Driver gene alterations that co-occur with FLT3-ITD tend to be more age specific with chromosomal rearrangements, including NUP98-t and MLL-t, more common in pediatric AML, and single-gene mutations, such as DNMT3A and RUNX1 loss-of-function mutations, more common in adult AML. Based on coincidence in human AML, Li et al selected previously characterized mouse models of Flt3-ITD, harboring either NUP98-HOXD13 or RUNX1 deletion (RUNX1^MUT) as representative of pediatric and adult coincident mutations, respectively. To level the playing field when making comparisons across these two different AML models, several key variables including the age of mice and the premalignant cell type were carefully controlled, and heterogeneity of the cell population was accounted for by single-cell RNA sequencing. This allowed direct comparison of Flt3-ITD’s contribution to the transcriptionally and immunophenotypically defined cell states in pediatric NUP98-HOXD13 vs adult RUNX1^MUT contexts. In young mice, Li et al found that transcriptional reprogramming occurred earlier in Flt3-ITD multipotent progenitors (MPPs) coexpressing the fusion oncoprotein NUP98-HOXD13 (see figure panel A) and later in Flt3-ITD/RUNX1 co-mutant MPPs (see figure panel B). Despite both sets of mice having the same constitutively active Flt3-ITD mutation, very little overlap was observed in their leukemogenic gene expression profiles. These uniquely coordinated expression profiles also distinguished older mice with more advanced disease, as well as pediatric vs adult patients with AML. At the single-cell level, Flt3-ITD caused expansion of a granulocyte/monocyte progenitor (GMP)–like population and emergence of a new MPP-like population. The addition of RUNX1^MUT co-mutation primarily enlarged these populations. Conversely, NUP98-HOXD13 drove development of a totally new and unique MPP-like population, which was also dominant with co-mutation of Flt3-ITD. Thus, Flt3-ITD/RUNX1^MUT and Flt3-ITD/NUP98-HOXD13 each produce transcriptionally divergent cell states by distinct mechanisms (see figure). These novel insights demonstrate that FLT3-ITD is much more dynamic than previously thought. Moving forward, we should broaden how, and what, we consider as roles of FLT3-ITD in AML pathogenesis, keeping in mind that mutational and developmental contexts are key.

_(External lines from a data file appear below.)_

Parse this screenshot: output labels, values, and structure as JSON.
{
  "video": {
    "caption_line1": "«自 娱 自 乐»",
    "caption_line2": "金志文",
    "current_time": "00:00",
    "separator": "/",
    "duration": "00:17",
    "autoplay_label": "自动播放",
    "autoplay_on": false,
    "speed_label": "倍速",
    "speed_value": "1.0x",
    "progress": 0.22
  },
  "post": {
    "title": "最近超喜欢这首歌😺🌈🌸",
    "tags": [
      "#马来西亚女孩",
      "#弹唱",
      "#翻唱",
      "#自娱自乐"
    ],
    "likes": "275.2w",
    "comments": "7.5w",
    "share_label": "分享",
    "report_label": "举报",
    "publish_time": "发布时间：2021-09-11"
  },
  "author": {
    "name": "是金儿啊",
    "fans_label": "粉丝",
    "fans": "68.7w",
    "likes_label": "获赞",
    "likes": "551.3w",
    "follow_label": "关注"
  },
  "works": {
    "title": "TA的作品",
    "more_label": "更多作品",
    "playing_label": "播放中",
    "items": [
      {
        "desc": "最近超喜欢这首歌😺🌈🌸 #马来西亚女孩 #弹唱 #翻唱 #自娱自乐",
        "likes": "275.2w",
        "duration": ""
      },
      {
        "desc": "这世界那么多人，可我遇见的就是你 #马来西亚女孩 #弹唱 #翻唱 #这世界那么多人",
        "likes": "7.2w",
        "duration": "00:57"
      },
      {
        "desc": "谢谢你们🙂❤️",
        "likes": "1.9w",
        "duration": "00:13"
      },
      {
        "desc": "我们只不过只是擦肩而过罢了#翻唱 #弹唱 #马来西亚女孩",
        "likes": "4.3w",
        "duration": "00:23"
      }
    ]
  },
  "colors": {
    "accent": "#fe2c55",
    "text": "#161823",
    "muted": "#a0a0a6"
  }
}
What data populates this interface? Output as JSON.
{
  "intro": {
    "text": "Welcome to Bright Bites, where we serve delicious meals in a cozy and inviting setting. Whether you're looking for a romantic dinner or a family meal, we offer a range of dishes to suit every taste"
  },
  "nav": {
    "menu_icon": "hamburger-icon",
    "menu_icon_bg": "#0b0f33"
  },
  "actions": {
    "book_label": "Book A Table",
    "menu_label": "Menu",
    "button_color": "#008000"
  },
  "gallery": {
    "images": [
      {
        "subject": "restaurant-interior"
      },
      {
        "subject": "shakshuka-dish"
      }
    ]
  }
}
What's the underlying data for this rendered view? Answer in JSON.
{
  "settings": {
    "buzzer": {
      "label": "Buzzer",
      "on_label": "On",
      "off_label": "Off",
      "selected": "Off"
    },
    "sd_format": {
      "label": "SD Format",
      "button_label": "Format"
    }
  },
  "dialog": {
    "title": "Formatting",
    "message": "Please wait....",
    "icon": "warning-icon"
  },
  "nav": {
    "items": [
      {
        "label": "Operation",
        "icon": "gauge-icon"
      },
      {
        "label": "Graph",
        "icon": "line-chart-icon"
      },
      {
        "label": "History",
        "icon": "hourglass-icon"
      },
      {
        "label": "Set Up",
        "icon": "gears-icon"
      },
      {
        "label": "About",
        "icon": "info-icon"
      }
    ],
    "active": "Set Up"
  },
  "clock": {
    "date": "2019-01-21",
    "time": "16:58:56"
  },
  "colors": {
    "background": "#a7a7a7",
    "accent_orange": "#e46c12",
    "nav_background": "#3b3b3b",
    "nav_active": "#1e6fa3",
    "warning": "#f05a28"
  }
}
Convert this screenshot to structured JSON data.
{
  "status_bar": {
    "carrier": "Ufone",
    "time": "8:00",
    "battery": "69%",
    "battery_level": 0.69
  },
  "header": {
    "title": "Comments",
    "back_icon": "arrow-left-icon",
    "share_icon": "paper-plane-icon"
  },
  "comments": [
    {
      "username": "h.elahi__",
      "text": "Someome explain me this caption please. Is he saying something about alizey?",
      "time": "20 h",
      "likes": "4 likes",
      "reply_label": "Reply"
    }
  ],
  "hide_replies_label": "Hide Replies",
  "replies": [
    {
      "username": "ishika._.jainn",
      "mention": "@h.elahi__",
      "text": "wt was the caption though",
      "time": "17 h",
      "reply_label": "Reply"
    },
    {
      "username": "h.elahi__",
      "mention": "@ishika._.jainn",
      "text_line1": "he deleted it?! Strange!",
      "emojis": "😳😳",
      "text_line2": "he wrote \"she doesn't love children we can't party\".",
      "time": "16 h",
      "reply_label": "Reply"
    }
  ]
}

Critically, studies by Li et al identified a novel context-specific dependency of Flt3-ITD/NUP98-HOXD13 co-mutant MPPs on type 1 interferon (see figure panel A). Flt3-ITD/NUP98-HOXD13 but not Flt3-ITD/RUNX1 MPPs were sensitive to deletion of Ifnar1, resulting in significantly delayed leukemogenesis and prolonged survival. Future studies will need to understand whether type 1 interferon signaling can be leveraged therapeutically for treatment of pediatric FLT3-ITD mutant AML. In summary, the functional output of FLT3-ITD signaling is dynamic and has age-, cell-type–, and co-mutation-specific dependencies. This lesson in FLT3-ITD signaling will not soon be forgotten and will affect how we think about responsiveness to TKIs and other therapies in the future in different FLT3-ITD mutant AML subtypes.

Conflict-of-interest disclosure: S.E.M. has received research funding from CellCentric.